May 19, 2004

using this blog for personal stuff. nothing too private. right now i just want to mention that i saw the lovers by lous malles, 1958 french film. very intense. very.

February 18, 2004

haven't had a post in a while nor time to look for anything. but an old girlfriend who writes found this and wrote me, a really cool thing in general. so maybe that is a good sign. I publised Annaleigh's poem on my lithium blog and will probably embed them both in my site, chaos meets wittgenstein... which is already a mouthful. two things I don't undestand...

December 03, 2003

A Clean Evolution by Annaleigh Watts

I have not scrubbed in days
I have not scrubbed in weeks
Presenting a challenge
You only think you can face

Comb my hair for me,
Yes it's true I'm such a mess
But dear, cannot you realize
these are signs of deep distress

A wretched scream
Look, I'm so busy
with these screams
I've no time
for exfoliation

If cleanliness
is next to Godliness
then I am far
so far away
I die every day
to see my face
shine into
the sun.

November 04, 2003

The Lice-Seekers by Arthur Rimbaud

When, full of red torment, the child's troubled head
entreats the white swarm of shadowy dreams,
two gentle grown-up sisters come up to his bed
with fragile fingers like silver-tipped machines.

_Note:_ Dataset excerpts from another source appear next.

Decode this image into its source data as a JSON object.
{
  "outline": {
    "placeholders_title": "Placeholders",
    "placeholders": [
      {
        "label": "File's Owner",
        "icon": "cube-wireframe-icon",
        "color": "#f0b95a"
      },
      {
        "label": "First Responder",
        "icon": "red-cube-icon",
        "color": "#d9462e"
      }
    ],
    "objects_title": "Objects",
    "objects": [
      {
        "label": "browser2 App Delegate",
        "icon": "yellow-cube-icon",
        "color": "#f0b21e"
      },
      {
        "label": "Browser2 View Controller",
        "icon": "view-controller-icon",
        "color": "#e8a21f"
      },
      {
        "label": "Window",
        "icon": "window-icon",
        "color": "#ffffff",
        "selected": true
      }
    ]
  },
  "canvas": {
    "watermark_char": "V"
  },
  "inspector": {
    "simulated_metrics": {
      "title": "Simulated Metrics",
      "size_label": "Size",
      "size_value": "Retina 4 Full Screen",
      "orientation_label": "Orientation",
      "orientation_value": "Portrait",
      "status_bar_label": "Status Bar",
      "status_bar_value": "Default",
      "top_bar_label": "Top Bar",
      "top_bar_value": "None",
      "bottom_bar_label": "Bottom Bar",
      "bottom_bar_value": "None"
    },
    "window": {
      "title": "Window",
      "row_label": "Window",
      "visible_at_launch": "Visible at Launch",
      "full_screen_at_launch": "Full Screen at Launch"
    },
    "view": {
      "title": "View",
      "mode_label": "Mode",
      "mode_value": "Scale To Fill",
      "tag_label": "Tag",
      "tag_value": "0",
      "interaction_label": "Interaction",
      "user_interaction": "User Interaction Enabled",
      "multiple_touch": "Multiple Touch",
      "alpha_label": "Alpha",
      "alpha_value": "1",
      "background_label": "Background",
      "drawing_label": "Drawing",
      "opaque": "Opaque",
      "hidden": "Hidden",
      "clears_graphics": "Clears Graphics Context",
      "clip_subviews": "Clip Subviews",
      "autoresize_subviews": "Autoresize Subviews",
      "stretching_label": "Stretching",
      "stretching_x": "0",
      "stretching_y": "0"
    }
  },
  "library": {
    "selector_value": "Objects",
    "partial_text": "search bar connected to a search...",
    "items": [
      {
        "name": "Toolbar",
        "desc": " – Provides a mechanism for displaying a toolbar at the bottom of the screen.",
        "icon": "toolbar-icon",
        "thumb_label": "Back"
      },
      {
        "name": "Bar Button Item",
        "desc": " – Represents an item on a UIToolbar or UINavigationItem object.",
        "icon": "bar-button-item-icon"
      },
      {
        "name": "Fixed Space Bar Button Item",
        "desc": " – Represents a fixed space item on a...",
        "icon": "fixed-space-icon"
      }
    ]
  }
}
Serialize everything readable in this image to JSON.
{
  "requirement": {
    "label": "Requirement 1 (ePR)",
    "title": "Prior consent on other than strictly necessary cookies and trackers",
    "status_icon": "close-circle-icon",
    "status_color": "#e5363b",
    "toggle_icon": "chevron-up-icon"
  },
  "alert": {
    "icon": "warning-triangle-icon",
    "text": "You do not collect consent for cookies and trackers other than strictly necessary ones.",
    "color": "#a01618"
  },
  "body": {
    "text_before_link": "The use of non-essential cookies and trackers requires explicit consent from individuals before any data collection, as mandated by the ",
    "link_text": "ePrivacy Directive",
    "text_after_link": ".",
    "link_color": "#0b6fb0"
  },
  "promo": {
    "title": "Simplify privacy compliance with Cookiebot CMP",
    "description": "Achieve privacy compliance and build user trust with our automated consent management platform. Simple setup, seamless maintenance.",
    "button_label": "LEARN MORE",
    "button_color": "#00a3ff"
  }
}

Before a casement window they sit the child down,
a window open wide to where the azure air
bathes a tangle of flowers, and upon his tousled crown
their terrible, fine fingers move with magical care.

He listens to the sighing of their apprehensive breath
which smells of the long honeys of the fecund earth,
interrupted now and then by a subtle hiss:
saliva caught on the lip - or desire for a kiss.

He hears their dark eyelashes flicker overhead
in the sweet-smelling silence, and their sovereign fingers, sweet,
electric in his languidness meet
in a crackle: little lice are dead.

And their rises in him the wine of listlessness,
delirium-inducing accordion-sigh.
He feels with the slowness of each careful caress
endlessly surging and ebbing the desire to cry.

The Kafka Project

Some great quotes, from Franz Kafka, and I will also post a translation of Rimbaud's poem. Somewhere.

«Life's splendor forever lies in wait about each one of us in all its fullness, but veiled from view, deep down, invisible, far off. It is there, though, not hostile, not reluctant, not deaf. If you summon it by the right word, by its right name, it will come.» (Diaries)


«Beyond a certain point there is no return. This point has to be reached.»